RANGOON — The head of Burma’s Armed Forces has blamed Kokang insurgents for artillery fire that landed across the Chinese border and wounded five people in a Yunnan province village last week.
The Chinese Foreign Ministry had earlier condemned the Burma Army over the May 14 incident, during which a Chinese citizen and four Burmese nationals were injured after the shells exploded near a hotel in the town of Zhenkang at around 8:30pm local time. A further four shells were reported to have landed on Chinese soil the following day.
On Monday morning, the government said an investigation into the responsible party was still underway.
“We still have an ongoing investigation,” presidential advisor Ye Htut told reporters at a press conference today. “We need to find whether these artillery shells were from the Burma Armed Forces or Kokang insurgents. In any case like this, we need to investigate before assigning blame.”
Later on Monday, the military’s Myawady online news portal reported a Naypyidaw meeting between Snr-Gen Min Aung Hlaing and a delegation led by Yang Houlan, the Chinese ambassador.
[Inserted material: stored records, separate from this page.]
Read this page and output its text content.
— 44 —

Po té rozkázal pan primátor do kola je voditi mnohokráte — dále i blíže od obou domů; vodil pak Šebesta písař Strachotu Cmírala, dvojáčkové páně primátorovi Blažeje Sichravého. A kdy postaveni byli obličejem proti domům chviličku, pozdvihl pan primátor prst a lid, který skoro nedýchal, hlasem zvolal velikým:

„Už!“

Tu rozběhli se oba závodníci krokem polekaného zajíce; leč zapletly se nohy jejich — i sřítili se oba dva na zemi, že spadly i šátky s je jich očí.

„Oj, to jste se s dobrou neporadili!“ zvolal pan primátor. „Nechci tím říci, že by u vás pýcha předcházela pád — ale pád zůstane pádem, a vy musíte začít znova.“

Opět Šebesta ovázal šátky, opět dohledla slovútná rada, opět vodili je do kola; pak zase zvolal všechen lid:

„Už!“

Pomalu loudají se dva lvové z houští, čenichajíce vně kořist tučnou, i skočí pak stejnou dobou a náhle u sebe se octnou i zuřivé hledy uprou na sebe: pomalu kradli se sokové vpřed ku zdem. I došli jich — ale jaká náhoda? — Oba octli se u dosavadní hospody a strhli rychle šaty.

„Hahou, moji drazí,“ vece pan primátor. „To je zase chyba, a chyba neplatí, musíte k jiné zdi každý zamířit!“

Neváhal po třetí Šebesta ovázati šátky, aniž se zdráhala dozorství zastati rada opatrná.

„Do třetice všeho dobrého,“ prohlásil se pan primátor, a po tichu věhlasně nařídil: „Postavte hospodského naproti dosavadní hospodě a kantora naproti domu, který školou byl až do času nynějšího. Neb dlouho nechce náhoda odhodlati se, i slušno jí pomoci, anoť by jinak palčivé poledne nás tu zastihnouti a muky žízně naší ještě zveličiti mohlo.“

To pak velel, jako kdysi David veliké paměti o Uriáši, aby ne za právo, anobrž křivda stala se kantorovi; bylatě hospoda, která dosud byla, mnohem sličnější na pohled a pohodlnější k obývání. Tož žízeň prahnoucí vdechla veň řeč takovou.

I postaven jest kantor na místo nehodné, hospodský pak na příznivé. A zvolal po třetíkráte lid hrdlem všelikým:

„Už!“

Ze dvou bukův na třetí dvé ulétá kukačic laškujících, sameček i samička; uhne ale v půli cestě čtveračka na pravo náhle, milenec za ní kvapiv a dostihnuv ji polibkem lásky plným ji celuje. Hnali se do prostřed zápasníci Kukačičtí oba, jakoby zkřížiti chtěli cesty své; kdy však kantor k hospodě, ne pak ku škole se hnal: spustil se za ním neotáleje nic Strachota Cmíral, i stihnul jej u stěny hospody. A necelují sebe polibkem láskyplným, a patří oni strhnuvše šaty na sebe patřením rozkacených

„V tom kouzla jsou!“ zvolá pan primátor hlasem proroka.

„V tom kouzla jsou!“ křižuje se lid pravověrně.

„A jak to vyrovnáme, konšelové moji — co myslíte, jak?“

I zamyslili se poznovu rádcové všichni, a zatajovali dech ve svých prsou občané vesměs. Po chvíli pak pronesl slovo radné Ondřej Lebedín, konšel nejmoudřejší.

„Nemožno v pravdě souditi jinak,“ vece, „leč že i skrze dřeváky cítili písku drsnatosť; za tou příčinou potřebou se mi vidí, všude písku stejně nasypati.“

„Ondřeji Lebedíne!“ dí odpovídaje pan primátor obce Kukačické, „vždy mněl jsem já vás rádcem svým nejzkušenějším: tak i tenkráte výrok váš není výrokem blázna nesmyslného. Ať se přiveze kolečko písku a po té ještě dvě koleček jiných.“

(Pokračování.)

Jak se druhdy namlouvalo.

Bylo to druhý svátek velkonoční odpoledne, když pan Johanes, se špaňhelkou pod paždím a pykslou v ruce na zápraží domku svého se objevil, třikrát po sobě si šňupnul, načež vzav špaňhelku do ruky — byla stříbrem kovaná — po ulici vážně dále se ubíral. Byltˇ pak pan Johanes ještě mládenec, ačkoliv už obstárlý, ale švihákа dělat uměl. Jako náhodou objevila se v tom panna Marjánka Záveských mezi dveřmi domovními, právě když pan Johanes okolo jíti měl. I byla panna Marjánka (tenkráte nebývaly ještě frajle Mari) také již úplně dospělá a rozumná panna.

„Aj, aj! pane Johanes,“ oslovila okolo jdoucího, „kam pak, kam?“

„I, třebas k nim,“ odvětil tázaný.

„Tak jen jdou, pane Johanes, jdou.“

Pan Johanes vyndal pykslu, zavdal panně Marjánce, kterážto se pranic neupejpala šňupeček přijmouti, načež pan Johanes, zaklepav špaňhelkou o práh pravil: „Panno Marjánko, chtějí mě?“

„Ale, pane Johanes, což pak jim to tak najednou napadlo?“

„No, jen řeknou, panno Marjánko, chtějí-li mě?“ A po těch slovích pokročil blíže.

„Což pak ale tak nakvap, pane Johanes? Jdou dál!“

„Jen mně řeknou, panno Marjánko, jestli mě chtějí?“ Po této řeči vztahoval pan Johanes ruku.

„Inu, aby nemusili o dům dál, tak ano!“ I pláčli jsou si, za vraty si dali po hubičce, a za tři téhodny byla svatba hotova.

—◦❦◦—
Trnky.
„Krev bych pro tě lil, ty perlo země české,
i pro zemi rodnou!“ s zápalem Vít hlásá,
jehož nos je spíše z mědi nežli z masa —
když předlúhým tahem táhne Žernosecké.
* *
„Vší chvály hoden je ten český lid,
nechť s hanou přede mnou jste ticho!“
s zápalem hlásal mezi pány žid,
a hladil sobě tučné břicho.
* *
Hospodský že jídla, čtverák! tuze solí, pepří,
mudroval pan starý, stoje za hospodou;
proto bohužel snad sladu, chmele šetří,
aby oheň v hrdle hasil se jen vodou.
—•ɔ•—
The commander-in-chief reportedly told the group that the artillery shells did not originate from the Burma Army, and were likely to have been fired by Kokang soldiers with the intention of damaging the bilateral relationship between the two countries.
The artillery attack came during an engagement between the Burma Army and the Myanmar National Democratic Alliance Army (MNDAA), an ethnic Kokang armed group that has been fighting government forces since early February.
In April, the Burmese government formally apologized to Beijing after the accidental March 13 bombing of a sugar cane field that killed five Chinese civilians. Unconfirmed reports stated that the government paid more than US$10,000 in compensation for each of the deaths.
A statement issued by the Burma Army on May 15 vowed to eradicate MNDAA forces from around the border area, and said that most of the insurgent army’s strategic mountain posts had been seized in government offensives.